Jo cricked her neck to each side. It was a bold wager, splitting them up and letting him go off on his own, but it had plenty of upside and was worth the risk. “Take his car down to the beach. You can back it up and push it over the ledge and into the water.”
“I’m not taking my truck down there.” The lake rippled and shimmering in the dying sun. “How deep is it?”
“I’ve never seen it dry up,” she said, “and we’ve had some scorchers over the past few summers. Don’t let the beach fool you. There isn’t a slow incline into the lake. The beach is made up of fifty feet of pebbles and crushed rock, but after that the lake wall drops into oblivion.” She used her hands to mime the geography of the perfect dump site. Flat beach, yea long, then 45-degree angle and dropping as far as her arm would go. He got the idea. The lake was deep, the approach short. “It’s plenty deep enough.”
“Am I understanding you correctly? You’re asking me to push a car off a ledge? Manually?”
She wasn’t asking, she was telling. She pointed to the south. “Take that road, back Arthur’s car into the water for about ten feet but no more, uncouple the vehicles and then push.”
“How’s about we let it drop from up here?”
The idea of Arthur’s car falling over the cliff gave Jo a brief shot of adrenalin in her feet. It wasn’t vertigo, exactly, more of a feeling that she might accidentally leap. She’d read about it in her psychology class. That urge to jump and what drove it had been dubbed “High Place” theory. It had nothing to do with suicidal ideation.
People from all walks of life—many of them just like herself, psychologically sound and demonstrably happy—had experienced this very physical urge, coupled with a rush of fear, to jump from a high place.

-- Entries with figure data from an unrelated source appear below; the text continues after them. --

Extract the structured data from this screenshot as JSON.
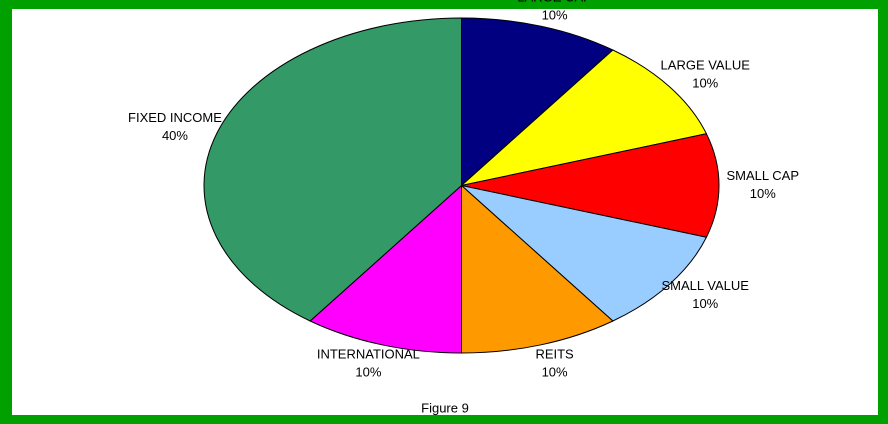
{
  "chart_data": {
    "type": "pie",
    "caption": "Figure 9",
    "categories": [
      "LARGE CAP",
      "LARGE VALUE",
      "SMALL CAP",
      "SMALL VALUE",
      "REITS",
      "INTERNATIONAL",
      "FIXED INCOME"
    ],
    "values": [
      10,
      10,
      10,
      10,
      10,
      10,
      40
    ],
    "value_labels": [
      "10%",
      "10%",
      "10%",
      "10%",
      "10%",
      "10%",
      "40%"
    ],
    "colors": [
      "#000080",
      "#ffff00",
      "#ff0000",
      "#99ccff",
      "#ff9900",
      "#ff00ff",
      "#339966"
    ]
  }
}
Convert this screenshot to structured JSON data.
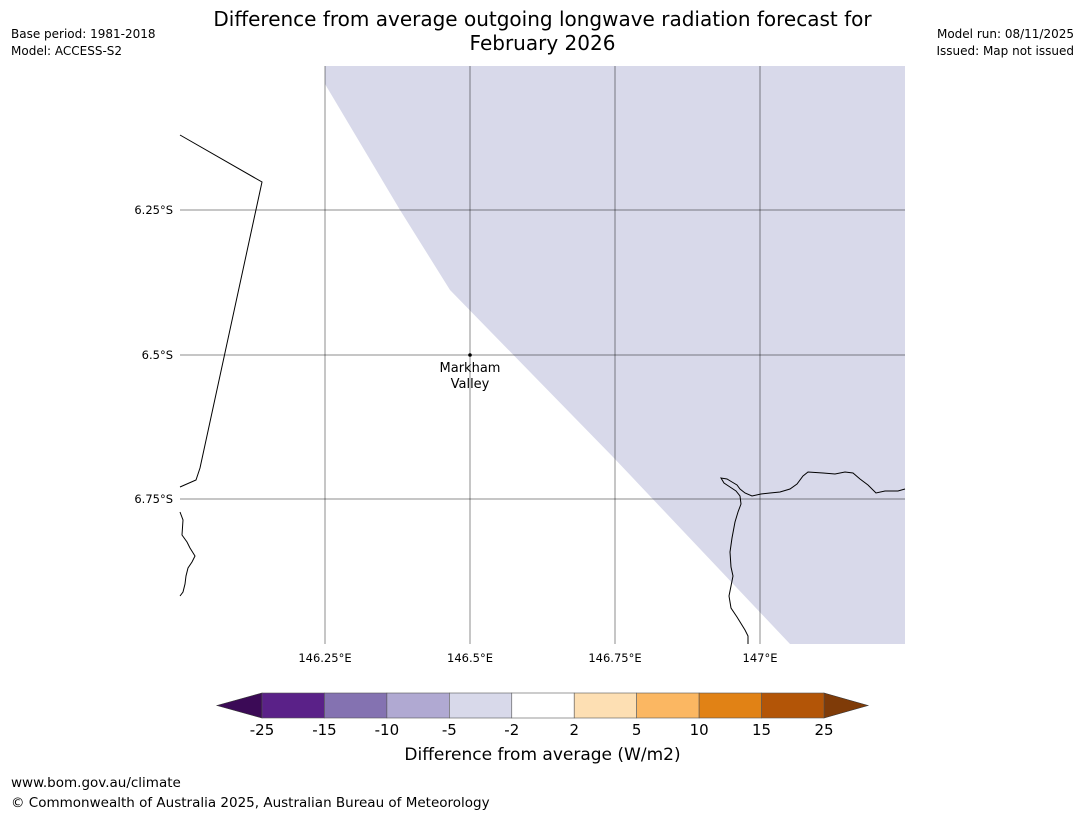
{
  "header": {
    "title_line1": "Difference from average outgoing longwave radiation forecast for",
    "title_line2": "February 2026",
    "base_period": "Base period: 1981-2018",
    "model": "Model: ACCESS-S2",
    "model_run": "Model run: 08/11/2025",
    "issued": "Issued: Map not issued"
  },
  "map": {
    "lat_labels": [
      "6.25°S",
      "6.5°S",
      "6.75°S"
    ],
    "lon_labels": [
      "146.25°E",
      "146.5°E",
      "146.75°E",
      "147°E"
    ],
    "place": {
      "name_line1": "Markham",
      "name_line2": "Valley"
    },
    "shaded_category": "-5 to -2",
    "shaded_color": "#d8d9ea"
  },
  "colorbar": {
    "ticks": [
      "-25",
      "-15",
      "-10",
      "-5",
      "-2",
      "2",
      "5",
      "10",
      "15",
      "25"
    ],
    "colors": [
      "#5a2188",
      "#8472b1",
      "#b0a9d2",
      "#d8d9ea",
      "#ffffff",
      "#fddfb3",
      "#fbb762",
      "#e18215",
      "#b35507"
    ],
    "extend_low_color": "#3b0a56",
    "extend_high_color": "#7f3b08",
    "label": "Difference from average (W/m2)"
  },
  "footer": {
    "url": "www.bom.gov.au/climate",
    "copyright": "© Commonwealth of Australia 2025, Australian Bureau of Meteorology"
  }
}
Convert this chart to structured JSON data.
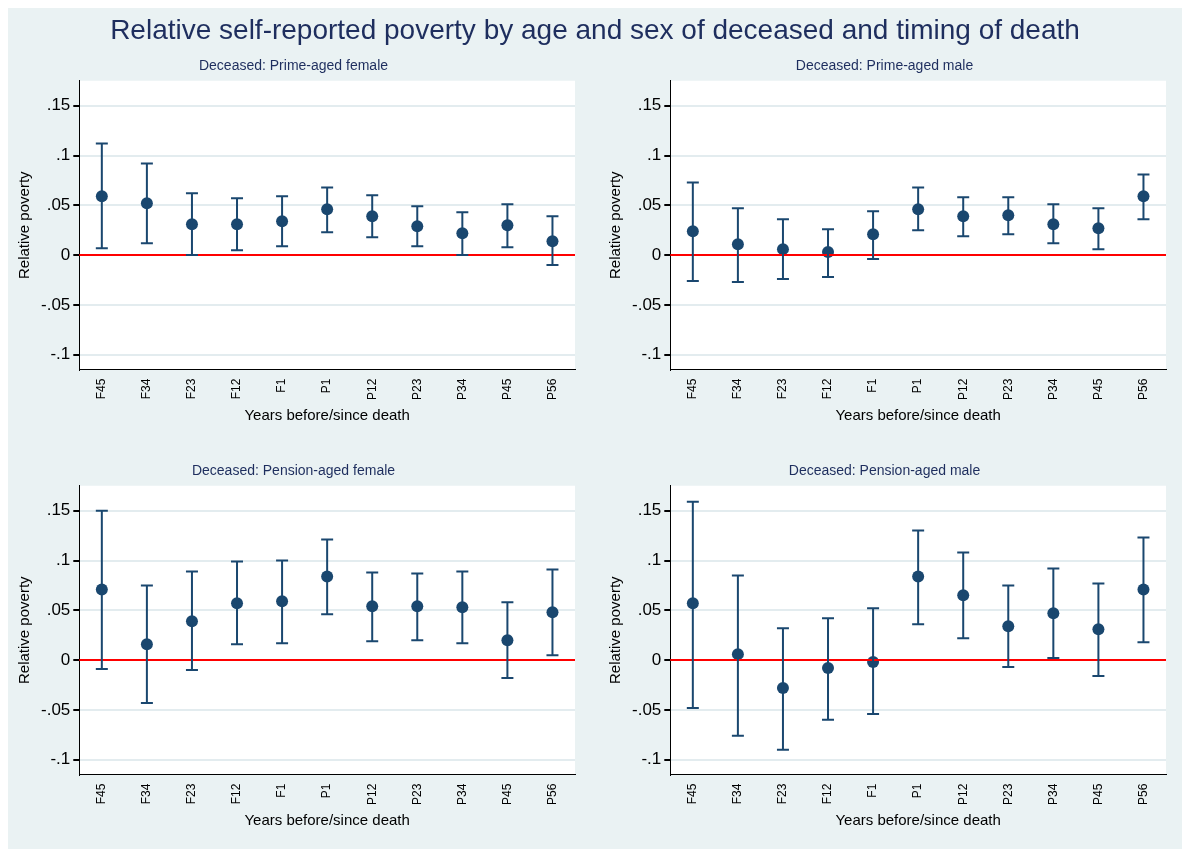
{
  "chart_data": [
    {
      "type": "scatter",
      "title": "Deceased: Prime-aged female",
      "xlabel": "Years before/since death",
      "ylabel": "Relative poverty",
      "annotations": [
        "Relative self-reported poverty by age and sex of deceased and timing of death"
      ],
      "categories": [
        "F45",
        "F34",
        "F23",
        "F12",
        "F1",
        "P1",
        "P12",
        "P23",
        "P34",
        "P45",
        "P56"
      ],
      "color": "#1a476f",
      "marker": "circle",
      "grid": "y",
      "legend": false,
      "ylim": [
        -0.115,
        0.175
      ],
      "yticks": [
        {
          "value": -0.1,
          "label": "-.1"
        },
        {
          "value": -0.05,
          "label": "-.05"
        },
        {
          "value": 0,
          "label": "0"
        },
        {
          "value": 0.05,
          "label": ".05"
        },
        {
          "value": 0.1,
          "label": ".1"
        },
        {
          "value": 0.15,
          "label": ".15"
        }
      ],
      "ref_lines": [
        {
          "axis": "y",
          "value": 0,
          "color": "#ff0000"
        }
      ],
      "values": [
        0.059,
        0.052,
        0.031,
        0.031,
        0.034,
        0.046,
        0.039,
        0.029,
        0.022,
        0.03,
        0.014
      ],
      "errors": [
        [
          0.007,
          0.112
        ],
        [
          0.012,
          0.092
        ],
        [
          0,
          0.062
        ],
        [
          0.005,
          0.057
        ],
        [
          0.009,
          0.059
        ],
        [
          0.023,
          0.068
        ],
        [
          0.018,
          0.06
        ],
        [
          0.009,
          0.049
        ],
        [
          0,
          0.043
        ],
        [
          0.008,
          0.051
        ],
        [
          -0.01,
          0.039
        ]
      ]
    },
    {
      "type": "scatter",
      "title": "Deceased: Prime-aged male",
      "xlabel": "Years before/since death",
      "ylabel": "Relative poverty",
      "categories": [
        "F45",
        "F34",
        "F23",
        "F12",
        "F1",
        "P1",
        "P12",
        "P23",
        "P34",
        "P45",
        "P56"
      ],
      "color": "#1a476f",
      "marker": "circle",
      "grid": "y",
      "legend": false,
      "ylim": [
        -0.115,
        0.175
      ],
      "yticks": [
        {
          "value": -0.1,
          "label": "-.1"
        },
        {
          "value": -0.05,
          "label": "-.05"
        },
        {
          "value": 0,
          "label": "0"
        },
        {
          "value": 0.05,
          "label": ".05"
        },
        {
          "value": 0.1,
          "label": ".1"
        },
        {
          "value": 0.15,
          "label": ".15"
        }
      ],
      "ref_lines": [
        {
          "axis": "y",
          "value": 0,
          "color": "#ff0000"
        }
      ],
      "values": [
        0.024,
        0.011,
        0.006,
        0.003,
        0.021,
        0.046,
        0.039,
        0.04,
        0.031,
        0.027,
        0.059
      ],
      "errors": [
        [
          -0.026,
          0.073
        ],
        [
          -0.027,
          0.047
        ],
        [
          -0.024,
          0.036
        ],
        [
          -0.022,
          0.026
        ],
        [
          -0.004,
          0.044
        ],
        [
          0.025,
          0.068
        ],
        [
          0.019,
          0.058
        ],
        [
          0.021,
          0.058
        ],
        [
          0.012,
          0.051
        ],
        [
          0.006,
          0.047
        ],
        [
          0.036,
          0.081
        ]
      ]
    },
    {
      "type": "scatter",
      "title": "Deceased: Pension-aged female",
      "xlabel": "Years before/since death",
      "ylabel": "Relative poverty",
      "categories": [
        "F45",
        "F34",
        "F23",
        "F12",
        "F1",
        "P1",
        "P12",
        "P23",
        "P34",
        "P45",
        "P56"
      ],
      "color": "#1a476f",
      "marker": "circle",
      "grid": "y",
      "legend": false,
      "ylim": [
        -0.115,
        0.175
      ],
      "yticks": [
        {
          "value": -0.1,
          "label": "-.1"
        },
        {
          "value": -0.05,
          "label": "-.05"
        },
        {
          "value": 0,
          "label": "0"
        },
        {
          "value": 0.05,
          "label": ".05"
        },
        {
          "value": 0.1,
          "label": ".1"
        },
        {
          "value": 0.15,
          "label": ".15"
        }
      ],
      "ref_lines": [
        {
          "axis": "y",
          "value": 0,
          "color": "#ff0000"
        }
      ],
      "values": [
        0.071,
        0.016,
        0.039,
        0.057,
        0.059,
        0.084,
        0.054,
        0.054,
        0.053,
        0.02,
        0.048
      ],
      "errors": [
        [
          -0.009,
          0.15
        ],
        [
          -0.043,
          0.075
        ],
        [
          -0.01,
          0.089
        ],
        [
          0.016,
          0.099
        ],
        [
          0.017,
          0.1
        ],
        [
          0.046,
          0.121
        ],
        [
          0.019,
          0.088
        ],
        [
          0.02,
          0.087
        ],
        [
          0.017,
          0.089
        ],
        [
          -0.018,
          0.058
        ],
        [
          0.005,
          0.091
        ]
      ]
    },
    {
      "type": "scatter",
      "title": "Deceased: Pension-aged male",
      "xlabel": "Years before/since death",
      "ylabel": "Relative poverty",
      "categories": [
        "F45",
        "F34",
        "F23",
        "F12",
        "F1",
        "P1",
        "P12",
        "P23",
        "P34",
        "P45",
        "P56"
      ],
      "color": "#1a476f",
      "marker": "circle",
      "grid": "y",
      "legend": false,
      "ylim": [
        -0.115,
        0.175
      ],
      "yticks": [
        {
          "value": -0.1,
          "label": "-.1"
        },
        {
          "value": -0.05,
          "label": "-.05"
        },
        {
          "value": 0,
          "label": "0"
        },
        {
          "value": 0.05,
          "label": ".05"
        },
        {
          "value": 0.1,
          "label": ".1"
        },
        {
          "value": 0.15,
          "label": ".15"
        }
      ],
      "ref_lines": [
        {
          "axis": "y",
          "value": 0,
          "color": "#ff0000"
        }
      ],
      "values": [
        0.057,
        0.006,
        -0.028,
        -0.008,
        -0.002,
        0.084,
        0.065,
        0.034,
        0.047,
        0.031,
        0.071
      ],
      "errors": [
        [
          -0.048,
          0.159
        ],
        [
          -0.076,
          0.085
        ],
        [
          -0.09,
          0.032
        ],
        [
          -0.06,
          0.042
        ],
        [
          -0.054,
          0.052
        ],
        [
          0.036,
          0.13
        ],
        [
          0.022,
          0.108
        ],
        [
          -0.007,
          0.075
        ],
        [
          0.002,
          0.092
        ],
        [
          -0.016,
          0.077
        ],
        [
          0.018,
          0.123
        ]
      ]
    }
  ]
}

The French called that impulse to jump, “L’Appel du Vide” or the call of the void. That was a bit flimsy for Jo’s more scientific leaning. There were as many theories as there were academics, but her own reading landed her somewhere between “the autonomic fear response emanating from the amygdala” and “vestibular confusion.” In other words, the crazy impulse to throw herself off a bridge or a skyscraper—or, as in this case, the top of a cliff—had to do with all humans’ natural fear of dying and her brain’s inability to accurately tabulate the distance. Something like that. Whatever it was, she knew she had to step back.
Rayton watched her closely. “I had a sister who was afraid of heights.”
Fine if he thought that. She didn’t need to try to explain what was going through her mind. Most people wouldn’t believe it wasn’t a suicidal impulse, though she knew for a fact it wasn’t. “If you want to back Arthur’s car up and let it loose from here, that’s up to you, but if it gets stuck or there’s an outcropping on this side that I don’t know about or anything else goes wrong, you’re in charge of making it right. What I can tell you is the beach drop is a reliable dump site.” She didn’t tell him how she knew that. She hadn’t even told her boss she knew about this place.